Human Kindness Foundation: Free People
Though the United States represents just over 4 percent of the world’s population, it houses 2.3M or nearly 20 percent of the world’s prisoners.
For most Americans, this is a rarely considered and largely anonymized population. But to the Human Kindness Foundation, this forgotten population is an untapped resource for love and creativity, and a diverse, colorful, wholly-human community whose incarceration is a reflection of all of our imprisonment, and whose freedom is tied up in all of our liberations.
For over 30 years, co-founders Bo and Sita Lozoff couple gave talks and workshops in hundreds of prisons, churches and community centers around the world, and distributed countless copies of their spiritual guidance to legions of incarcerated Americans, in order to encourage more kindness, simple living and service.

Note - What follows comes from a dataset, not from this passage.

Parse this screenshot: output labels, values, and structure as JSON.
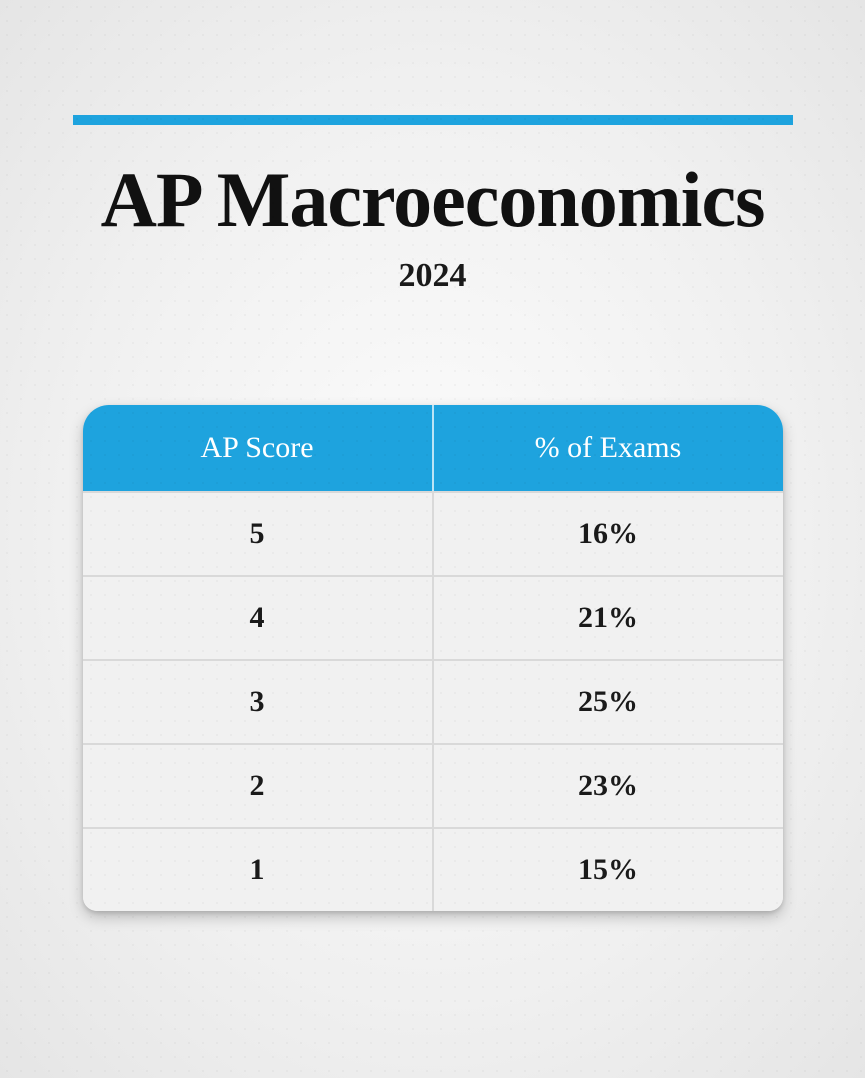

Their book, “Deep & Simple.” was a favorite of Fred Rogers, who supported the foundation by purchasing and sharing copies by the box load; he appreciated the universality of HKF’s message. That’s why the phrase is at the center of our film, Mister Rogers & Me.
Sita has continued HKF’s work since Bo’s death in 2012. As the organization anticipates its 50th anniversary next year, she has handed the organization’s operations and growth to newly-appointed Executive Director, Erin Parish, a PhD in Cultural Anthropology, and Masters in History, Conflict Resolution and Reconciliation Studies.
“We’re all doing time,” Sita reminds us.
“And what we’re trying to tell people inside and out,” Erin continues, “Is that they can help from wherever they are with their suffering.”
“Are we going to be super entrenched, hanging on to the crumbling vestiges of these institutions that are falling apart in our hands? Or do we want to imagine what this new world is and is becoming? A space in which we believe in the abundance of every human spirit and we want to open the doors for everyone, for what everyone has to give.”